Verlage haben das Internet sehr schnell lieben gelernt. Nirgendwo lassen sich Bücher billiger vertreiben. Zu lesen sind sie allerdings dort fast nie. Das liegt nicht an der Datenmenge selbst dicker Wälzer, die leichter zu übertragen wäre als Bilder und Filme. Doch so selbstlos sind Verlage denn doch nicht. Sie wollen ihre Bücher verkaufen. Für Wendy M. Grossmanns Buch über das Internet hat die New York University Press eine Ausnahme gemacht. Die kostenlose Website unter www.nyupress.nyu. edu/netwars.html gibt einen Vorgeschmack davon, was sein könnte, wenn das Gerede über Multimedia, Channels und Web-TV aufgehört hat. Kein Mensch braucht ISDN-Standleitungen, um das World Wide Web zu genießen. Kapitel für Kapitel kann man in diesem Buch blättern, der Text ist blitzschnell geladen, keine läppischen Bilderchen lenken vom Inhalt ab – und das Wichtigste: Er ist nicht nur eine vollständige Kopie der gleichzeitig erschienenen, gedruckten Ausgabe. Er kommt mit den Anmerkungen der ersten Leser auf den Bildschirm. Selbstverständlich können sie jederzeit ergänzt werden.

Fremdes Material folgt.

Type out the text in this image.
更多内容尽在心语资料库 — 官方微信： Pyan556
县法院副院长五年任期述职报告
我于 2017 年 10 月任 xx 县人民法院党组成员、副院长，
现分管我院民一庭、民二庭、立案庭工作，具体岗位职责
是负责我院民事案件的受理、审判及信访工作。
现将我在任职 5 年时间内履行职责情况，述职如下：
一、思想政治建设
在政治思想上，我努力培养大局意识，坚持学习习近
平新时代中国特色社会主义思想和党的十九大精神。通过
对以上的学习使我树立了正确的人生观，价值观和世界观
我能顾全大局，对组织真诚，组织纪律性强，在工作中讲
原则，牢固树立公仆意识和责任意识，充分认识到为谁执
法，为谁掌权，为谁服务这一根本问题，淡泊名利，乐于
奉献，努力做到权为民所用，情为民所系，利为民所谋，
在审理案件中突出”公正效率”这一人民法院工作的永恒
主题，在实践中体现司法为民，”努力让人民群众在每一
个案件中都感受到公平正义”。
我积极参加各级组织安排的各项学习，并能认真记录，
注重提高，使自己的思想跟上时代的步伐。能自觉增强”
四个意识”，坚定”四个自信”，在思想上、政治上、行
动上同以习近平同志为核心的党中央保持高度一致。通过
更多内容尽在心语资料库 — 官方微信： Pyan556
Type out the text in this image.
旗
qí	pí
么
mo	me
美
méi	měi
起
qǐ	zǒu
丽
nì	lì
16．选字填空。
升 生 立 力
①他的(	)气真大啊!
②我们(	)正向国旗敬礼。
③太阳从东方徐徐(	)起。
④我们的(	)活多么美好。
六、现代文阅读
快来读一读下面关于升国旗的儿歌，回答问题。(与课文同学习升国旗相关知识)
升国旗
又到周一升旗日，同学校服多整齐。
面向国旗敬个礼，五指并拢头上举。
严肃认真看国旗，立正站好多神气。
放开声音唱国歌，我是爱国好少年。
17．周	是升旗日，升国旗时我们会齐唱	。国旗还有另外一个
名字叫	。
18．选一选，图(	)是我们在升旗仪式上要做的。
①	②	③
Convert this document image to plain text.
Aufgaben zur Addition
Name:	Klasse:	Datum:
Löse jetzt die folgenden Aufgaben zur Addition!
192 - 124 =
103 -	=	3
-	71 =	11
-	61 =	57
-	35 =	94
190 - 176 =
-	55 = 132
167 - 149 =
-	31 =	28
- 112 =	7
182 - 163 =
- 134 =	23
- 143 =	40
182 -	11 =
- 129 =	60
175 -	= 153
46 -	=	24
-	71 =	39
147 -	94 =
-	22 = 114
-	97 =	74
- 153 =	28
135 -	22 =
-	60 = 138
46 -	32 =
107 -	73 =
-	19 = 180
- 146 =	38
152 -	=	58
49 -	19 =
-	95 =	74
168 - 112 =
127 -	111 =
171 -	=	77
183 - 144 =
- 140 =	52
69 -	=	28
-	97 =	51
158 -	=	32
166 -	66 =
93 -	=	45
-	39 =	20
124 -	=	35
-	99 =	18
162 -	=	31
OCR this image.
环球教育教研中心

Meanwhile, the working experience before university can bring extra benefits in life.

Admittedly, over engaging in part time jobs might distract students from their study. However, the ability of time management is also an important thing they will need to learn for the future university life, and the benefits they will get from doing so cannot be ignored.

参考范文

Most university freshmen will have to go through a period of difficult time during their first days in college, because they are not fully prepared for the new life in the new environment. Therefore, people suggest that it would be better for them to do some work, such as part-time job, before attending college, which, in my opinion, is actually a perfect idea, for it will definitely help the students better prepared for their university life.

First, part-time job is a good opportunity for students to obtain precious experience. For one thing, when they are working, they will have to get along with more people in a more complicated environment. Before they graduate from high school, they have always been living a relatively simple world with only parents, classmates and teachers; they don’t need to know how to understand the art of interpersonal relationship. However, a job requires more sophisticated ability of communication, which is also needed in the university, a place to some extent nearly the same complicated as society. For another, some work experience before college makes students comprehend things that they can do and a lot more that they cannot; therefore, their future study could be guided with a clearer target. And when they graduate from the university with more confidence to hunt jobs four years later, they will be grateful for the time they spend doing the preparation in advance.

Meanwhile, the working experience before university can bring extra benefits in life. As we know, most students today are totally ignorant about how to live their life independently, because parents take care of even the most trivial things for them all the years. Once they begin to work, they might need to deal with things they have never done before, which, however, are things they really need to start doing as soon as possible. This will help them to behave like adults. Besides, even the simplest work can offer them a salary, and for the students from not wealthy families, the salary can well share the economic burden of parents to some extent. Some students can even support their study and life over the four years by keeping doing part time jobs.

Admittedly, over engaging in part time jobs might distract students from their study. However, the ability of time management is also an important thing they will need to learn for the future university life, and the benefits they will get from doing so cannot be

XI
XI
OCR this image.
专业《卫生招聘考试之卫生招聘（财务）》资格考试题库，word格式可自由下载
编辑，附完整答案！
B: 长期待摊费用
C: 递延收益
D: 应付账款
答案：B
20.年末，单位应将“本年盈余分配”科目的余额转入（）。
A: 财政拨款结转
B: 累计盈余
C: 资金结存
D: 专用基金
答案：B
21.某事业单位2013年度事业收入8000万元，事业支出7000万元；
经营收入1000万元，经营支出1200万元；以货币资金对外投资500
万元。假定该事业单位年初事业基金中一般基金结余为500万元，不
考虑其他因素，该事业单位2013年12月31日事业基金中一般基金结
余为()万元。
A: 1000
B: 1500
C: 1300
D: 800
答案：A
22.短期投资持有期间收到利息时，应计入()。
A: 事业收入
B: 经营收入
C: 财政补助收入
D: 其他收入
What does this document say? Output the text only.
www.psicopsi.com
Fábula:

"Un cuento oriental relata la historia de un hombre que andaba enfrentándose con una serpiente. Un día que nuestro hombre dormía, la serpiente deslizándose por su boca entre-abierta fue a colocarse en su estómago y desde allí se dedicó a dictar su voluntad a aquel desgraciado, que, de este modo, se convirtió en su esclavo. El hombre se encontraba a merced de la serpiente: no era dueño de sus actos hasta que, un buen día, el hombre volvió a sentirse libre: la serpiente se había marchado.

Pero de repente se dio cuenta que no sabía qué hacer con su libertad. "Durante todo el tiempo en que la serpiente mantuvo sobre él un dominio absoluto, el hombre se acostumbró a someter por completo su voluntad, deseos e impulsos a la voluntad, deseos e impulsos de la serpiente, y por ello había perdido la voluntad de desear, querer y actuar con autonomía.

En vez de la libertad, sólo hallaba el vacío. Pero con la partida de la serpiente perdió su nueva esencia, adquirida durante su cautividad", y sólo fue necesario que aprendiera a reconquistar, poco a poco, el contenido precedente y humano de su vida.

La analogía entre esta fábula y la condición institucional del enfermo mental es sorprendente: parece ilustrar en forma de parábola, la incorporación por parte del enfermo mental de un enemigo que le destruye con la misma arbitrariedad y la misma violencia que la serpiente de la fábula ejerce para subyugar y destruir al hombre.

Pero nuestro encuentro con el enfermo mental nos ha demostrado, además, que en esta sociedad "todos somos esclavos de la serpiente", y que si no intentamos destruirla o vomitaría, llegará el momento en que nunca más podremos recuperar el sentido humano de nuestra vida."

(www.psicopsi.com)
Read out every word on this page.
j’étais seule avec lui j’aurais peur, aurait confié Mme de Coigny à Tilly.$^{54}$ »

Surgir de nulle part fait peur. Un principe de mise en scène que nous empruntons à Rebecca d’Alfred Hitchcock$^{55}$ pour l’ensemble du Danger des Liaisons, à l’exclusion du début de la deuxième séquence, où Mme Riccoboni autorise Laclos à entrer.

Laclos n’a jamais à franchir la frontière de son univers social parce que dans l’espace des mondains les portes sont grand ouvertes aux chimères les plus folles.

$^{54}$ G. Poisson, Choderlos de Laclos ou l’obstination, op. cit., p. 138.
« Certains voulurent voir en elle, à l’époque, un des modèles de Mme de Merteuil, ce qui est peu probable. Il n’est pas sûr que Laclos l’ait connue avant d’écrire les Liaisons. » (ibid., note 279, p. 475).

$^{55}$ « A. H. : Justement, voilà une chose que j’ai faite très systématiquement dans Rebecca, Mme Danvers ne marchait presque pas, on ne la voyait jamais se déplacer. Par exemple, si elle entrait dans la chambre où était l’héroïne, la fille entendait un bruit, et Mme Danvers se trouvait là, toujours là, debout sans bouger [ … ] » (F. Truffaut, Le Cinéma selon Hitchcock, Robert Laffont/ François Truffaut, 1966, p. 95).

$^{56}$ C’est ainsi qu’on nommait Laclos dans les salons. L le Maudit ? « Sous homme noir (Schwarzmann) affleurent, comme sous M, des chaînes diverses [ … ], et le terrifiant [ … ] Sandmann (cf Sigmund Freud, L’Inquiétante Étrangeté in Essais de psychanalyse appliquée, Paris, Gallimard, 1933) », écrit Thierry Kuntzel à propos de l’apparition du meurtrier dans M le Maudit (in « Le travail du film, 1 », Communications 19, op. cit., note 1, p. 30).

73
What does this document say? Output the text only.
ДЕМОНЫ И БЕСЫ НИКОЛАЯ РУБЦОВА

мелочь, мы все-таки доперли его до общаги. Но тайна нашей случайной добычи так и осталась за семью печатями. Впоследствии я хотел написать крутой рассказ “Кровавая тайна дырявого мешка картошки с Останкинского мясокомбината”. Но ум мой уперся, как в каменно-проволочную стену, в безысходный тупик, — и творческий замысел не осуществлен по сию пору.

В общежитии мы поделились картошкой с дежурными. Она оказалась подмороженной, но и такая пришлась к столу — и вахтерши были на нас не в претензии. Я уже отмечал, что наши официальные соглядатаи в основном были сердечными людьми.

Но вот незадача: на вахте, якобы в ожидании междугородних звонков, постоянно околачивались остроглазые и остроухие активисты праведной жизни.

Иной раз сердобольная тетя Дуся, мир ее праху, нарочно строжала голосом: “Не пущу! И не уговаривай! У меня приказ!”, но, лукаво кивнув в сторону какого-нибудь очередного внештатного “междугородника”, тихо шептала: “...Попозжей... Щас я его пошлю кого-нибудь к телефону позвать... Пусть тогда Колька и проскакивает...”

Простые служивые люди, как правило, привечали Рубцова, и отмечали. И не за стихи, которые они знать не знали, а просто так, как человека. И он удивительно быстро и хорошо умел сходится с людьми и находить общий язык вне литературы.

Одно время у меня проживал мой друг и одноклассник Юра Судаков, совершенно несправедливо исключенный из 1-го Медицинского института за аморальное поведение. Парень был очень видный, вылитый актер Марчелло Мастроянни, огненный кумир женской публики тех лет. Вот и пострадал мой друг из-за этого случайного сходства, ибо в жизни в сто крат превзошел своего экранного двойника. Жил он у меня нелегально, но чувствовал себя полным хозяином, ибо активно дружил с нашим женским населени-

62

So mögen einst Mönche in ihren Kammern gelesen haben, nicht eine Massenware konsumierend, sondern vertieft in ein kostbares Konvolut, das nicht nur das Wissen eines einzigen Autors enthielt, sondern auch die Ergänzungen der Lesenden. Mehrere Generationen haben sich daran beteiligt, und erst sie machten einen Text zu einem lebendigen Werk des Geistes. Das wußte man damals noch sehr gut, man wird es in einem richtig verstandenen Internet wieder lernen.

„net.wars“ heißt das Buch von Wendy M. Grossmann, Autorin von „Wired“ und Studentin der Cornell-Universität. Es handelt von Kriegen, die zwar nicht blutig sind, dennoch aber darum geführt werden, Territorien zu besetzen. Keineswegs virtuelle, sondern durch materielle Interessen definierte Ländereien und Einflußgebiete in der virtuellen Welt der Computernetze. Aus dieser Perspektive läßt sich die kurze Geschichte des Internets sehr gut ordnen. Firmen kämpfen um Marktanteile, Eliten um die Führung, aber auch die unleugbare Sexmanie der Surfer erklärt sich wie von selbst. Wie anders sollte die Wetware, die für manche Webfundamentalisten schon dabei ist, in ein neues Zeitalter aufzubrechen, ihren wenig kompatiblen Gefühlshaushalt in die geruchlose Datenwelt einbringen? Wendy Grossmann schenkt den Parolen der Propheten keinen Glauben, sie stellt ihre Recherchen dagegen. Gerade deshalb meint sie, daß wir auf das Internet nicht verzichten sollten.